Ama biliyorduk. Buradaki herkes çok iyi biliyordu bunu kimim yaptığını. Herkes susuyordu şimdilik. Asrın abim gelip de, tahmin ettiğimiz kişiyi söyleyene kadar susuyordu.

''Ayrılmasaydı beden, bırakmasaydım elini böyle olmazdı,'' dediğimde hala bir şokun içinde miydim, yoksa o şoktan çıkmış mıydım anlamıyordum. ''Yemek yiyecektik, Çağan abim bekliyordu,'' dediğim de gözümden sıcacık bir yaş damladı buz gibi yanağıma. Üşüyordum ben, soğuktu etraf, yüzümde soğuktu.

''Neden parka baktım ki, bakmasaydım keşke. Ama gözüm takıldı, yemin ederim gözüm takıldı,'' dediğim de arkamdan biri yaklaştı bana, ''Bir kız çocuğu gördüm,'' dediğimde sesim titredi. Çağın abim bana, kız çocuğu derdi, onun bana öyle söylemesini özlemiştim. Duyamayacak mıydım bir daha yoksa? Söylemeyecek miydi bana?

''Abisine koşup sarılmıştı, abisi onun kendi etrafında döndürmüştü. İzlediğimi fark etmiş. Sonra bıraktı elimi, uzağa gitti benden, gel dedi,'' o anı sanki yeniden yaşıyordum. Ameliyathane kapısının önünde değil de o kaldırım kenarındaydım.
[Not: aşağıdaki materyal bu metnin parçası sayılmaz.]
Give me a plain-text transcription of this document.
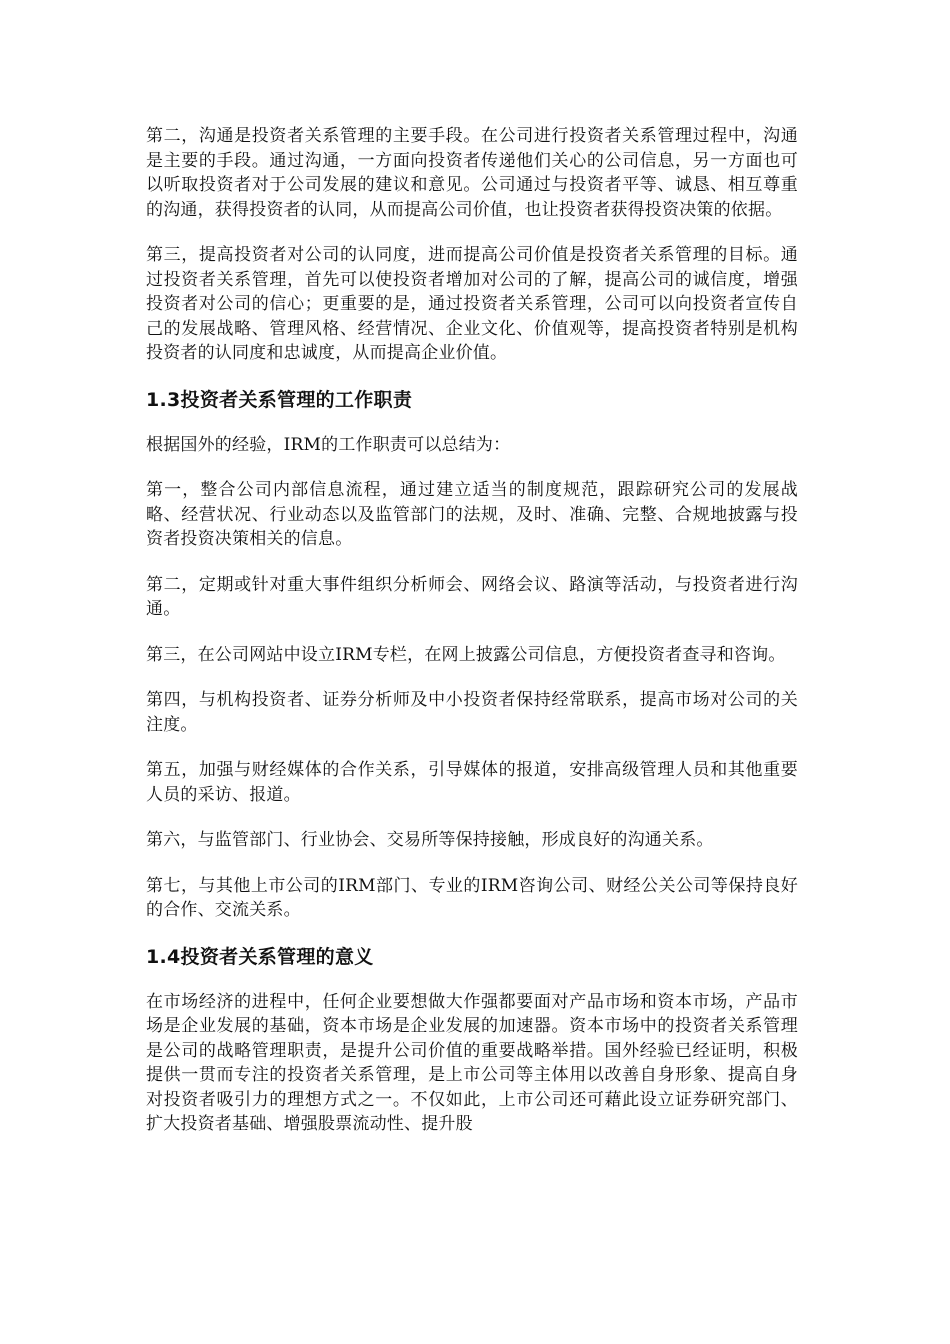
第二，沟通是投资者关系管理的主要手段。在公司进行投资者关系管理过程中，沟通是主要的手段。通过沟通，一方面向投资者传递他们关心的公司信息，另一方面也可以听取投资者对于公司发展的建议和意见。公司通过与投资者平等、诚恳、相互尊重的沟通，获得投资者的认同，从而提高公司价值，也让投资者获得投资决策的依据。

第三，提高投资者对公司的认同度，进而提高公司价值是投资者关系管理的目标。通过投资者关系管理，首先可以使投资者增加对公司的了解，提高公司的诚信度，增强投资者对公司的信心；更重要的是，通过投资者关系管理，公司可以向投资者宣传自己的发展战略、管理风格、经营情况、企业文化、价值观等，提高投资者特别是机构投资者的认同度和忠诚度，从而提高企业价值。

1.3投资者关系管理的工作职责

根据国外的经验，IRM的工作职责可以总结为：

第一，整合公司内部信息流程，通过建立适当的制度规范，跟踪研究公司的发展战略、经营状况、行业动态以及监管部门的法规，及时、准确、完整、合规地披露与投资者投资决策相关的信息。

第二，定期或针对重大事件组织分析师会、网络会议、路演等活动，与投资者进行沟通。

第三，在公司网站中设立IRM专栏，在网上披露公司信息，方便投资者查寻和咨询。

第四，与机构投资者、证券分析师及中小投资者保持经常联系，提高市场对公司的关注度。

第五，加强与财经媒体的合作关系，引导媒体的报道，安排高级管理人员和其他重要人员的采访、报道。

第六，与监管部门、行业协会、交易所等保持接触，形成良好的沟通关系。

第七，与其他上市公司的IRM部门、专业的IRM咨询公司、财经公关公司等保持良好的合作、交流关系。

1.4投资者关系管理的意义

在市场经济的进程中，任何企业要想做大作强都要面对产品市场和资本市场，产品市场是企业发展的基础，资本市场是企业发展的加速器。资本市场中的投资者关系管理是公司的战略管理职责，是提升公司价值的重要战略举措。国外经验已经证明，积极提供一贯而专注的投资者关系管理，是上市公司等主体用以改善自身形象、提高自身对投资者吸引力的理想方式之一。不仅如此，上市公司还可藉此设立证券研究部门、扩大投资者基础、增强股票流动性、提升股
''Çocuk muyuz dedim, ama içten içe de ona koşarak gitmek çok istedim. Çocuğuz dedi,'' gözümden bir yaş daha damladı, arkamda ki gölge yanıma gelip elimden tuttuğunda, kim olduğuna bakamadım, elimi çektim elinden, ''Dokunma bana, dokunmayın elime, kan var, bulaşır. En son Çağın abim dokundu, onun kokusu var, dokunmayın, daha yeni kavuşmuşken olmaz, uyanana kadar olmaz, dokunmayın,'' dediğimde gözyaşlarım peşi sıra akmaya başladı.

''Koşacaktım ona, önümde bir gölge belirdi,'' annemin hıçkırık sesini duyarken, diğer herkesin nefes sesleri kesilmişti. ''Gitmesini bekledim, karanlıktı, görmedim, dikkat etmedim. Ben bilseydim, bilseydim böyle olacağını, abimin önüne geçerdim, koruyamadım, ben koruyamadım. Abimi koruyamadım,'' dediğim de sesim titremeye başladı.

''Salak gibi heyecanla gölgenin abimin yanında geçmesini beklerken, sonra abim, elini gördüm, kan damlıyordu. Koştum abime. Koştum ama ben korku dolu koşmayacaktım ki, öyle planlamamıştık ki,'' bir hıçkırık döküldü sesimden.

''Mutlu, heyecanlı bir şekilde koşacaktım ona, koşarken, ilk defa abi, diyecektim ona. Ama, ama ben tam tersi korku dolu koştum ona, korkarak, abi, dedim abime,'' dediğim de yeniden bir hıçkırık yükseldi sesimden.